United Nations secretary-general’s recent statement expressing fears that “Islamophobia” in some parts of the world is fuelling terrorism, reflects the concerns voiced by Qatar time and again with regard to the global fight against the scourge.
Visiting Saudi Arabia on February 12, the head of the United Nations, Antonio Guterres, said: “One of the things that fuel terrorism is the expression in some parts of the world of Islamophobic feelings and Islamophobic policies and Islamophobic hate speeches.
“This is the best support that Daesh can have to make its own propaganda,” Guterres said, using an Arabic acronym for the Islamic State group.
Guterres was apparently reacting to a recent spike in such sentiments which has buttressed the popularity of right wing politicians in some countries.
The UN chief was also echoing the fears expressed by some US senators following President Donald Trump’s Extreme Vetting Executive Order issued in late January. The order (aka Muslim ban), which has been suspended by a court, temporarily banned citizens of seven predominantly-Muslim countries from entering the US and permanently blocked refugees from Syria. 
US Republican Senators John McCain and Lindsey Graham said in a joint statement: “We fear this executive order will become a self-inflicted wound in the fight against terrorism,” adding that Trump’s executive order “may do more to help terrorist recruitment than improve our security.”
Another Republican Senator, Ben Sasse of Nebraska, warned the Trump administration against “losing touch with reality…..If we send a signal to the Middle East that the US sees all Muslims as jihadis, the terrorist recruiters win by telling kids that America is banning Muslims and that this is America versus one religion.”
Yet, this is the reality that Qatar has been warning about all along, the reality that some Western politicians are finally waking up to, the reality that the UN Secretary-General Antonio Guetrres spelt out in Saudi Arabia.
At every given opportunity in various forums, Qatar has voiced its concerns regarding the rise in anti-Muslim sentiment and the spread of Islamophobia, and stressed that policies based on ‘fear of Muslims’ feed the narrative of militant organisations such as the Islamic State.
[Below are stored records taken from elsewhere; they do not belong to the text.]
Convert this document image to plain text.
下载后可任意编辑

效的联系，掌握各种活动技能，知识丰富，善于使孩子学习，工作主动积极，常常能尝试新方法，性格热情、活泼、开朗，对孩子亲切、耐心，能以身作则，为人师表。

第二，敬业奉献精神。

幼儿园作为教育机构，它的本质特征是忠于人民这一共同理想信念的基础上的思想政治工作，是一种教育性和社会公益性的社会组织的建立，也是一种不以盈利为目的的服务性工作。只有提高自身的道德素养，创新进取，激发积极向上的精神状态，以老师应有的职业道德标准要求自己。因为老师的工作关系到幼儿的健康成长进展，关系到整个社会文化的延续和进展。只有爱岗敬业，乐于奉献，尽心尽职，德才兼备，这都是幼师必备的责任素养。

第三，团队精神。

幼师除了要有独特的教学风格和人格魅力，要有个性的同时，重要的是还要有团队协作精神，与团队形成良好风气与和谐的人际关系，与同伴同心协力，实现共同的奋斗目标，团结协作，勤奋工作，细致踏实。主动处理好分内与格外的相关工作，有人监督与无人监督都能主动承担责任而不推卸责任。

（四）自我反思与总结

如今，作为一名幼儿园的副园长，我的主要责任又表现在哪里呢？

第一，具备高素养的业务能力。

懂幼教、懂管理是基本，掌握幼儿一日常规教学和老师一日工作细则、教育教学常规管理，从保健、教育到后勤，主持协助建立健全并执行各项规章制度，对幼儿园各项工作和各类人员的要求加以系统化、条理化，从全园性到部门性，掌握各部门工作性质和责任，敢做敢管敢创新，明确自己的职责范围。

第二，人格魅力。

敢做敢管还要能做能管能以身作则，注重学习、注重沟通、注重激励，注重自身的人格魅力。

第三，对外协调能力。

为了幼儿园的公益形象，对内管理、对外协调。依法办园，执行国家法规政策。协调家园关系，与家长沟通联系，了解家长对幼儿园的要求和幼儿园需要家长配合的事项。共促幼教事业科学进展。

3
Qatar has always rejected any attempt to point finger at a certain religion or race as being violently extremist or terrorist. It has rejected attempts to associate extremism with a certain faith as seen in Islamophobia. Just yesterday, addressing a United Nations meeting on counter-terrorism efforts, Qatari Foreign Minister’s special envoy on counter-terrorism and disputes’ settlements Dr Mutlaq bin Majed al-Qahtani warned against linking violence and terrorism with religion or beliefs and ideologies. He expressed regret at the increased tendency of linking terrorism and extremism to a religion.  
So, what is the fundamental reason for Islamophobia? None other than HH Sheikha Moza bint Nasser, Chairperson of Qatar Foundation for Education, Science and Community Development, has eloquently explained the root cause of Islamophobia.
Cautioning people against viewing Muslims through the narrow prism of religion, Sheikha Moza told a gathering at St Antony’s College at the University of Oxford on May 26, 2015: “Alongside a genuine interest in Islamic civilisation, there exists a fear of real, living Muslims. For example, a Muslim is first and foremost identified as a Muslim, rather than simply a human being. Whether they are Pakistani, Malaysian, Senegalese, or even British-born, their multiple identities are levelled under a constructed monolith of Islam.
“Let me remind you, however, that Islam has never been monolithical, but has from the start been a vast container for diverse cultures and ethnicities. The homogenisation of Muslims into a fearful and unknowable ‘other’, separate from the beauty and nobility of Islam and its civilisation, is at the root of Muslim-phobia.”
Sheikha Moza’s words are more relevant today than ever before and, coupled with UN secretary-general’s recent observations about Islamophobia, should serve as a guide for all right-thinking people.